Last year, U.S. Steel lost 37.4% and underperformed the SPDR S&P Metals & Mining ETF. Read Why US Steel Stock Underperformed Peers in 2019? to learn more. AK Steel (AKS) gained 46.3% last year and outperformed other companies in the space. The stock rallied sharply in December after Cleveland-Cliffs (CLF) announced that it would acquire the company. Nucor (NUE) and Steel Dynamics (STLD) gained 8.6% and 13.3%, respectively, last year. The S&P 500 gained almost 29% last year. Except for AK Steel, all of the stocks underperformed the markets in 2019. However, the returns are still better compared to 2018 when the stocks fell despite President Trump’s tariffs.
Analysts’ views on US steel stocks
Based on the percentage of “buy” or higher ratings, Wall Street analysts are mainly bullish on Steel Dynamics. Overall, 71% of the analysts recommend a “buy” or higher rating. Nucor ranks second with 67% “buy” or higher recommendations. Cleveland-Cliffs is rated as a “buy” or higher by 44% of the analysts. U.S. Steel and AK Steel don’t have any “buy” ratings. All ten of the analysts polled by Thomson Reuters rated AK Steel as a “hold.” U.S. Steel has the lowest percentage of “sell” ratings among the stocks.
Analysts don’t see much upside
Wall Street analysts don’t see much upside in the stocks. U.S. Steel’s mean consensus target price implies a potential downside of 7% over the last 12 months. Notably, the company released its fourth-quarter guidance last month. Notably, the company expects to post a loss on the EBITDA level in the fourth quarter. The company hasn’t posted a negative EBITDA since the first quarter of 2016. The guidance spooked investors. As a result, the stock fell and added to the company’s 2019 losses. To learn more, read Dark Clouds Hover over U.S. Steel despite Trump’s Tariffs.
Analysts’ target prices suggest an upside of 4.3%, 5.1%, and 6.8%, respectively, in Steel Dynamics, Cleveland-Cliffs, and Nucor. Notably, analysts are mainly bullish on energy stocks for 2020. Oil prices might gain amid the recent tensions in the Middle East. The OPEC+ cuts would also support oil prices. However, rising US oil production is a bearish driver.
Is the industry’s outlook really that bearish?

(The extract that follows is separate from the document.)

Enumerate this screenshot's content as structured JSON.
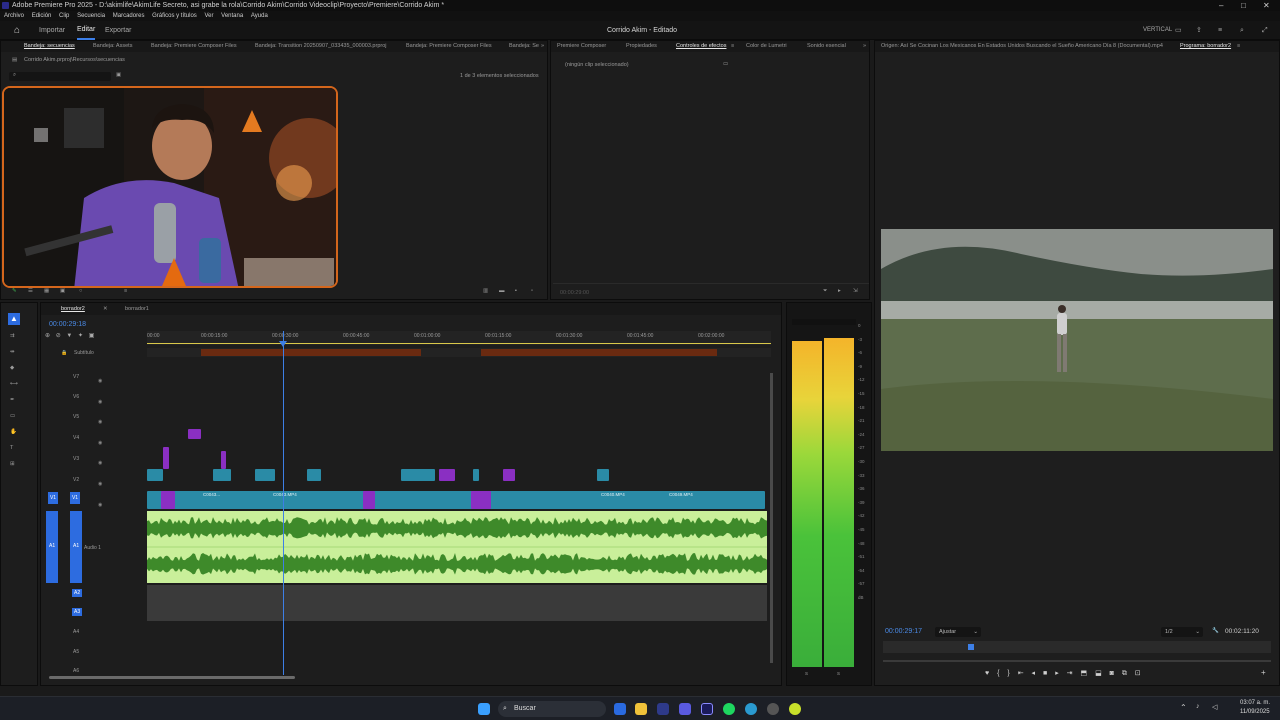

In my view, Wall Street is a little too bearish on the steel industry. Several indicators have shown signs of bottoming out in China—the largest consumer of most metals. An uptick in the Chinese economy would help global and US steel prices. The US prices were strong in the fourth quarter. The momentum might continue in the first quarter as well. The first quarter is seasonally strong from a demand perspective. In my view, domestic mills might give positive commentary on the industry’s 2020 outlook. Analysts might look at the sector again after the first-quarter earnings are released. With Wall Street being too pessimistic, the stocks might be a contra play for 2020.